Twelve months later – as a movie subtitle might say – Ms Nagpal is out of hospital and living with her mother in the town of Haridwar, located alongside the cold, clean waters of the Ganges in the foothills of the Him-alayas. Neither she nor her mother give interviews and she does not want to be reminded of the past.
It was at this point that the commission learnt of the imminent release of Fashion and of Kangana Ranaut's purported interview claiming that her role in the film was inspired by Ms Nagpal's life. What they were not aware of, however, was that the film's director, Madhur Bhandarkar, had insisted that the movie was not based on the young woman's misfortunes. There were many young models who had fallen foul of the fashion industry, said Bhandarkar, and his tale was generic rather than specific. "I know the fashion industry is very apprehensive about my film," he said. "But they are also eager to know what Fashion is all about and how I've treated it on celluloid. My films just hold up a mirror to society."
Asked directly about the inspiration for Ranaut's character, he replied: "Kangana Ranaut's role was written much before the entire Gitanjali Nagpal episode. The only common chord between them is probably the hairdo – the curly hairstyle. I don't know why the media started portraying them like Siamese twins. Kangana's role is not inspired by Gitanjai Nagpal."
This week Bhandarkar agreed to be summoned by the commission and its chairwoman, Barkha Singh, to explain his film. He left after three hours, having apparently persuaded the members that while his movie might throw some light on the seedier side of the fashion industry, it was not going to further humiliate the young women they had worked to help. Members of the commission will see the film, also starring Priyanka Chopra, over the weekend and decide for themselves.
Speaking last night, Ms Singh said: "He told us that there are lots of models who share the same story [as Ms Nagpal]. He spoke for three hours and he has given us his word in writing that it is not based on Gitanjali."
Asked about the young model who so dramatically fell from the catwalk to the gutter, she said: "She is OK but she is upset.

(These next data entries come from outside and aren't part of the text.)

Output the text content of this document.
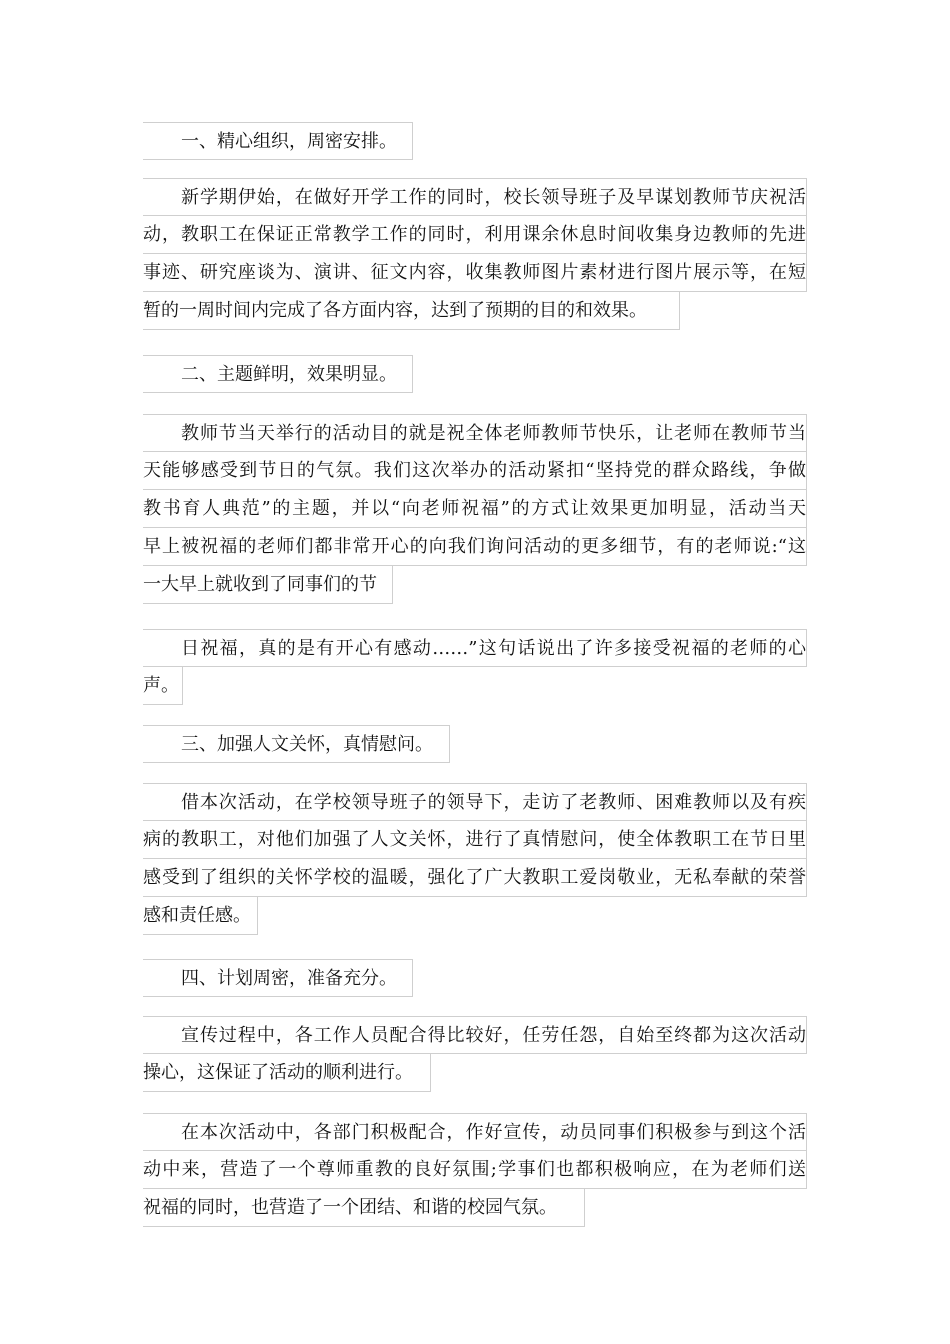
一、精心组织，周密安排。
新学期伊始，在做好开学工作的同时，校长领导班子及早谋划教师节庆祝活
动，教职工在保证正常教学工作的同时，利用课余休息时间收集身边教师的先进
事迹、研究座谈为、演讲、征文内容，收集教师图片素材进行图片展示等，在短
暂的一周时间内完成了各方面内容，达到了预期的目的和效果。
二、主题鲜明，效果明显。
教师节当天举行的活动目的就是祝全体老师教师节快乐，让老师在教师节当
天能够感受到节日的气氛。我们这次举办的活动紧扣“坚持党的群众路线，争做
教书育人典范”的主题，并以“向老师祝福”的方式让效果更加明显，活动当天
早上被祝福的老师们都非常开心的向我们询问活动的更多细节，有的老师说:“这
一大早上就收到了同事们的节
日祝福，真的是有开心有感动……”这句话说出了许多接受祝福的老师的心
声。
三、加强人文关怀，真情慰问。
借本次活动，在学校领导班子的领导下，走访了老教师、困难教师以及有疾
病的教职工，对他们加强了人文关怀，进行了真情慰问，使全体教职工在节日里
感受到了组织的关怀学校的温暖，强化了广大教职工爱岗敬业，无私奉献的荣誉
感和责任感。
四、计划周密，准备充分。
宣传过程中，各工作人员配合得比较好，任劳任怨，自始至终都为这次活动
操心，这保证了活动的顺利进行。
在本次活动中，各部门积极配合，作好宣传，动员同事们积极参与到这个活
动中来，营造了一个尊师重教的良好氛围;学事们也都积极响应，在为老师们送
祝福的同时，也营造了一个团结、和谐的校园气氛。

She wants to keep a low profile."
Fashion victims Models who buckled
* Gia Marie Carangi was one of the top models of the 1970s and 1980s, whose picture graced the covers of Cosmopolitan and Vogue. But the Italian-American supermodel became addicted to heroin and died of Aids aged 26. Angelina Jolie played Carangi in a biographical film in 1988.
* The Bristol-born model Sophie Anderton was addicted to cocaine which caused her weight to drop to six and a half stone. She recovered and took part in ITV's I'm a Celebrity, Get Me Out Of Here! in 2005. But she says the enormous pressures to stay thin in the industry encourage models to take an illegal substance that is well known for suppressing appetite.
* A Russian Vogue cover girl, Ruslana Korshunova, committed suicide last June by falling from her ninth-floor Manhattan apartment. The 20-year-old from Kazakhstan had complained of stomach aches after losing weight and dropping to a size four, in the month before her death. Her ex-boyfriend said she had trouble balancing her personal life with work.